Practical probiotic guidance for men: Dose (CFU): clinical trials typically use 1-50 billion CFU (colony-forming units) daily. More is not always better — some effective strains work at 1 billion CFU. A product in the 10-50 billion CFU range with multiple strains is a reasonable general target. Timing: take with a meal or 30 minutes before a meal. Some research suggests taking with a fatty meal improves probiotic survival through gastric acid. Alternatively, some specific strains are acid-stable and perform well regardless of meal timing. Consistency: probiotics require daily use to maintain colonization benefits. Unlike vitamins, probiotic effects diminish within days of stopping (most strains are transient colonizers). Storage: many probiotics require refrigeration — check storage requirements. Some shelf-stable probiotic products use moisture-protective capsule technologies that don't require refrigeration. Always verify the product was stored correctly before purchase. Antibiotics: antibiotics significantly deplete gut bacteria. Take probiotics 2 hours separated from antibiotic doses and continue for 2 weeks after completing an antibiotic course. Consider a higher CFU product during antibiotic courses. Prebiotics: "synbiotics" combine probiotics with prebiotics (FOS, inulin, GOS) to support probiotic colonization. Products containing both may provide better sustained effects. Alternatively, eat prebiotic-rich foods (garlic, onion, leeks, bananas, oats) to support whatever probiotic strains you take. Evaluation: most GI benefits appear within 2-4 weeks. Immune and metabolic effects may require 4-8 weeks of consistent use. If no benefit after 8 weeks, try a different product with different strains.

Do probiotics help with men's cardiovascular health?

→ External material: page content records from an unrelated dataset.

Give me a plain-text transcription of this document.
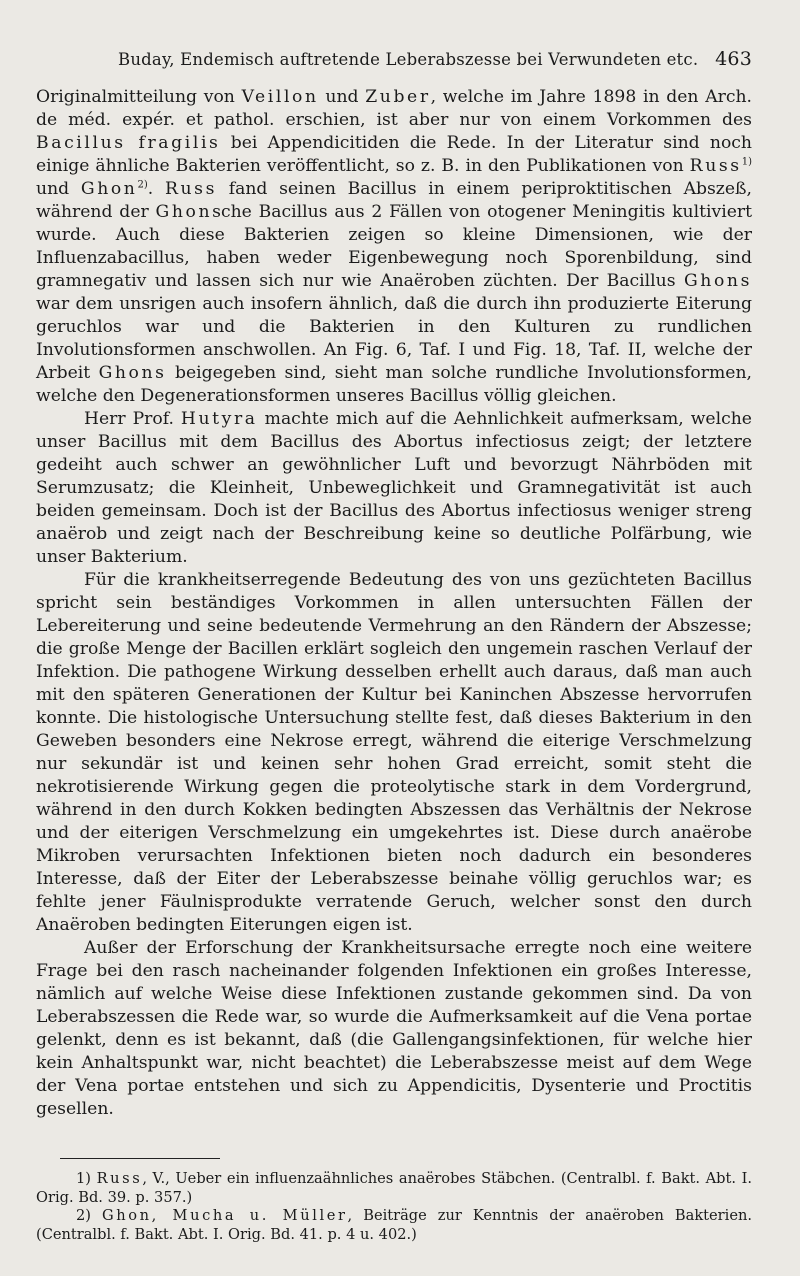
Buday, Endemisch auftretende Leberabszesse bei Verwundeten etc. 463

Originalmitteilung von Veillon und Zuber, welche im Jahre 1898 in den Arch. de méd. expér. et pathol. erschien, ist aber nur von einem Vorkommen des Bacillus fragilis bei Appendicitiden die Rede. In der Literatur sind noch einige ähnliche Bakterien veröffentlicht, so z. B. in den Publikationen von Russ$^{1)}$ und Ghon$^{2)}$. Russ fand seinen Bacillus in einem periproktitischen Abszeß, während der Ghonsche Bacillus aus 2 Fällen von otogener Meningitis kultiviert wurde. Auch diese Bakterien zeigen so kleine Dimensionen, wie der Influenzabacillus, haben weder Eigenbewegung noch Sporenbildung, sind gramnegativ und lassen sich nur wie Anaëroben züchten. Der Bacillus Ghons war dem unsrigen auch insofern ähnlich, daß die durch ihn produzierte Eiterung geruchlos war und die Bakterien in den Kulturen zu rundlichen Involutionsformen anschwollen. An Fig. 6, Taf. I und Fig. 18, Taf. II, welche der Arbeit Ghons beigegeben sind, sieht man solche rundliche Involutionsformen, welche den Degenerationsformen unseres Bacillus völlig gleichen.

Herr Prof. Hutyra machte mich auf die Aehnlichkeit aufmerksam, welche unser Bacillus mit dem Bacillus des Abortus infectiosus zeigt; der letztere gedeiht auch schwer an gewöhnlicher Luft und bevorzugt Nährböden mit Serumzusatz; die Kleinheit, Unbeweglichkeit und Gramnegativität ist auch beiden gemeinsam. Doch ist der Bacillus des Abortus infectiosus weniger streng anaërob und zeigt nach der Beschreibung keine so deutliche Polfärbung, wie unser Bakterium.

Für die krankheitserregende Bedeutung des von uns gezüchteten Bacillus spricht sein beständiges Vorkommen in allen untersuchten Fällen der Lebereiterung und seine bedeutende Vermehrung an den Rändern der Abszesse; die große Menge der Bacillen erklärt sogleich den ungemein raschen Verlauf der Infektion. Die pathogene Wirkung desselben erhellt auch daraus, daß man auch mit den späteren Generationen der Kultur bei Kaninchen Abszesse hervorrufen konnte. Die histologische Untersuchung stellte fest, daß dieses Bakterium in den Geweben besonders eine Nekrose erregt, während die eiterige Verschmelzung nur sekundär ist und keinen sehr hohen Grad erreicht, somit steht die nekrotisierende Wirkung gegen die proteolytische stark in dem Vordergrund, während in den durch Kokken bedingten Abszessen das Verhältnis der Nekrose und der eiterigen Verschmelzung ein umgekehrtes ist. Diese durch anaërobe Mikroben verursachten Infektionen bieten noch dadurch ein besonderes Interesse, daß der Eiter der Leberabszesse beinahe völlig geruchlos war; es fehlte jener Fäulnisprodukte verratende Geruch, welcher sonst den durch Anaëroben bedingten Eiterungen eigen ist.

Außer der Erforschung der Krankheitsursache erregte noch eine weitere Frage bei den rasch nacheinander folgenden Infektionen ein großes Interesse, nämlich auf welche Weise diese Infektionen zustande gekommen sind. Da von Leberabszessen die Rede war, so wurde die Aufmerksamkeit auf die Vena portae gelenkt, denn es ist bekannt, daß (die Gallengangsinfektionen, für welche hier kein Anhaltspunkt war, nicht beachtet) die Leberabszesse meist auf dem Wege der Vena portae entstehen und sich zu Appendicitis, Dysenterie und Proctitis gesellen.

1) Russ, V., Ueber ein influenzaähnliches anaërobes Stäbchen. (Centralbl. f. Bakt. Abt. I. Orig. Bd. 39. p. 357.)

2) Ghon, Mucha u. Müller, Beiträge zur Kenntnis der anaëroben Bakterien. (Centralbl. f. Bakt. Abt. I. Orig. Bd. 41. p. 4 u. 402.)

The gut-heart axis is one of the most established non-obvious connections in cardiovascular medicine, and men carry higher lifetime cardiovascular risk than women — making this particularly relevant. Established mechanisms: 1) Cholesterol reduction: Lactobacillus reuteri NCIMB 30242 produces bile salt hydrolase, which deconjugates bile acids, reducing their reabsorption. The liver then converts more cholesterol into bile acids to replace them — effectively removing cholesterol from circulation. RCT evidence: 9.1% reduction in total cholesterol, 11.6% LDL reduction at 12 weeks vs. placebo. 2) TMAO reduction: some gut bacteria (primarily Firmicutes) convert dietary L-carnitine and choline (found in red meat, eggs) into trimethylamine, which is then oxidized to TMAO in the liver. High TMAO levels are associated with atherosclerosis. Specific probiotic strains can competitively reduce TMAO-producing bacteria populations. Bifidobacterium longum supplementation has shown TMAO reduction in some studies. 3) Blood pressure: probiotics modulate ACE (angiotensin-converting enzyme) activity and produce GABA through gut fermentation — both of which contribute to blood pressure regulation. A 2014 meta-analysis (9 RCTs) found probiotic supplementation reduced systolic BP by 3.56 mmHg and diastolic by 2.38 mmHg. 4) Inflammation reduction: gut dysbiosis contributes to elevated LPS (lipopolysaccharide) endotoxin translocation across the gut barrier — driving systemic inflammation and cardiovascular risk. Probiotics strengthen gut barrier integrity, reducing LPS translocation. The practical takeaway: for men with elevated cardiovascular risk, including L. reuteri NCIMB 30242 specifically, or a broad-spectrum probiotic with B. longum, may provide meaningful cardiovascular support alongside dietary and lifestyle modification.